Приняв все нужные для своей цели меры предосторожности и сделав распоряжение, чтобы никого, кроме Палласа в комнату больного, подле мертвого тела которого оставался Ксенофонт, не впускали, Агриппина удалилась в опочивальню. Но прежде чем лечь, она, пожелав взглянуть на ночное небо, подошла к окну и увидала вдали на горизонте какую-то яркую полосу света. Призвав своего астролога, она спросила его, что это значит.
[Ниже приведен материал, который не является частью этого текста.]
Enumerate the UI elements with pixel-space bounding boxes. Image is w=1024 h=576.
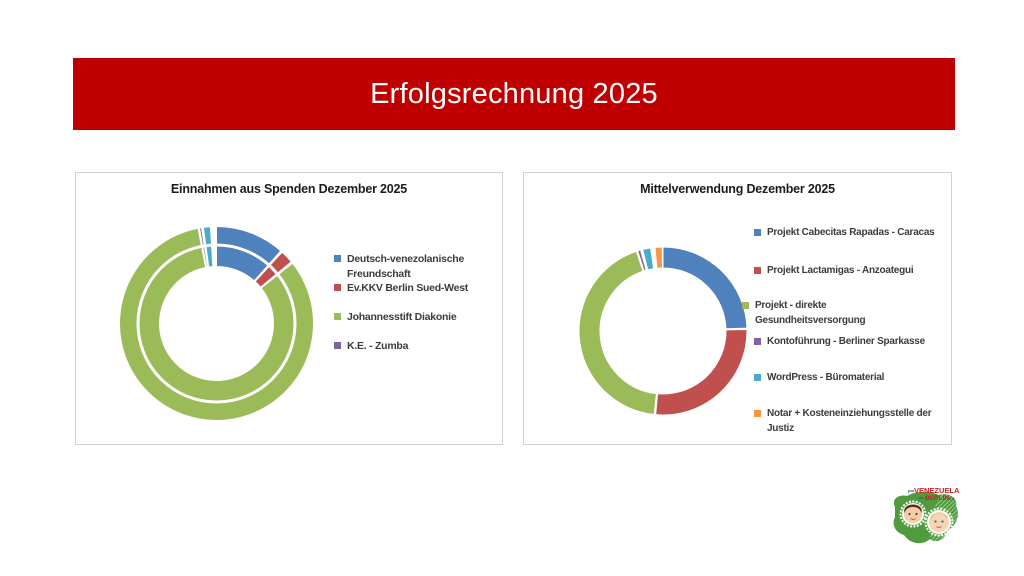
legend-swatch-cyan bbox=[754, 374, 761, 381]
legend-swatch-purple bbox=[334, 342, 341, 349]
legend-item: Deutsch-venezolanische Freundschaft bbox=[334, 252, 494, 282]
legend-item: Projekt Cabecitas Rapadas - Caracas bbox=[754, 226, 959, 241]
legend-swatch-green bbox=[742, 302, 749, 309]
donut-segment bbox=[578, 250, 657, 416]
donut-chart-mittelverwendung bbox=[578, 246, 748, 416]
legend-item: Projekt Lactamigas - Anzoategui bbox=[754, 264, 959, 279]
legend-label: Johannesstift Diakonie bbox=[347, 311, 457, 323]
title-banner: Erfolgsrechnung 2025 bbox=[73, 58, 955, 130]
legend-item: Kontoführung - Berliner Sparkasse bbox=[754, 335, 959, 350]
donut-segment bbox=[119, 227, 314, 421]
chart-panel-einnahmen: Einnahmen aus Spenden Dezember 2025 Deut… bbox=[75, 172, 503, 445]
legend-label: Projekt - direkte Gesundheitsversorgung bbox=[755, 300, 866, 326]
legend-item: K.E. - Zumba bbox=[334, 339, 494, 354]
legend-label: Notar + Kosteneinziehungsstelle der Just… bbox=[767, 408, 932, 434]
logo: por VENEZUELA en BERLIN e.V. bbox=[893, 486, 960, 544]
donut-segment bbox=[654, 246, 663, 269]
logo-portrait-baby bbox=[924, 507, 954, 537]
donut-segment bbox=[216, 225, 282, 282]
chart-title-einnahmen: Einnahmen aus Spenden Dezember 2025 bbox=[170, 182, 408, 196]
donut-segment bbox=[655, 329, 748, 416]
legend-label: Kontoführung - Berliner Sparkasse bbox=[767, 336, 925, 347]
legend-item: Projekt - direkte Gesundheitsversorgung bbox=[742, 299, 912, 328]
logo-text-por: por bbox=[908, 488, 915, 493]
legend-label: Ev.KKV Berlin Sued-West bbox=[347, 282, 469, 294]
legend-swatch-blue bbox=[334, 255, 341, 262]
slide-title: Erfolgsrechnung 2025 bbox=[370, 77, 658, 110]
legend-label: Projekt Cabecitas Rapadas - Caracas bbox=[767, 227, 935, 238]
donut-chart-einnahmen bbox=[119, 225, 314, 421]
logo-text-venezuela: VENEZUELA bbox=[914, 486, 960, 495]
legend-label: WordPress - Büromaterial bbox=[767, 372, 885, 383]
donut-ring-divider bbox=[136, 243, 297, 404]
chart-title-mittelverwendung: Mittelverwendung Dezember 2025 bbox=[640, 182, 835, 196]
logo-text-ev: e.V. bbox=[949, 497, 955, 501]
legend-label: Deutsch-venezolanische Freundschaft bbox=[347, 253, 465, 281]
legend-swatch-blue bbox=[754, 229, 761, 236]
donut-segment bbox=[642, 247, 655, 271]
legend-item: Ev.KKV Berlin Sued-West bbox=[334, 281, 494, 296]
legend-item: Notar + Kosteneinziehungsstelle der Just… bbox=[754, 407, 959, 436]
legend-item: WordPress - Büromaterial bbox=[754, 371, 959, 386]
donut-segment bbox=[637, 249, 647, 272]
legend-label: K.E. - Zumba bbox=[347, 340, 409, 352]
legend-item: Johannesstift Diakonie bbox=[334, 310, 494, 325]
legend-swatch-red bbox=[334, 284, 341, 291]
legend-swatch-orange bbox=[754, 410, 761, 417]
logo-text-berlin: BERLIN bbox=[925, 495, 950, 502]
legend-label: Projekt Lactamigas - Anzoategui bbox=[767, 265, 914, 276]
legend-swatch-purple bbox=[754, 338, 761, 345]
chart-panel-mittelverwendung: Mittelverwendung Dezember 2025 Projekt C… bbox=[523, 172, 952, 445]
legend-swatch-red bbox=[754, 267, 761, 274]
logo-portrait-girl bbox=[899, 500, 927, 528]
donut-segment bbox=[662, 246, 748, 330]
legend-swatch-green bbox=[334, 313, 341, 320]
logo-text-en: en bbox=[919, 495, 924, 500]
В первую минуту астролог как будто чем-то смутился; но немедленно же поспешил объяснить императрице, что это — комета.
— Не предвещает ли такое знамение какого-нибудь несчастья? — спросила она.
Но такое толкование было не в расчетах хитрого грека, и потому он ответил:
— Нет, такое знамение может предвещать и блестящее начало нового царствования.
Успокоенная этими словами, Агриппина, приказав своей служанке разбудить себя часа через три, легла и скоро заснула сладким сном невинного младенца. Ни страшный кошмар, ни бледные призраки прошлого, ни раздирающие стоны только что отравленного мужа, ни грозные голоса карающих фурий — ничто не потревожило ее сна, и утренняя заря не успела еще заняться на небе, как Агриппина, разодетая в пышный царский наряд, спокойная, раздушенная, вышла из опочивальни, чтобы закончить то, что в течение столь многих лет было главной целью ее ненасытного честолюбия.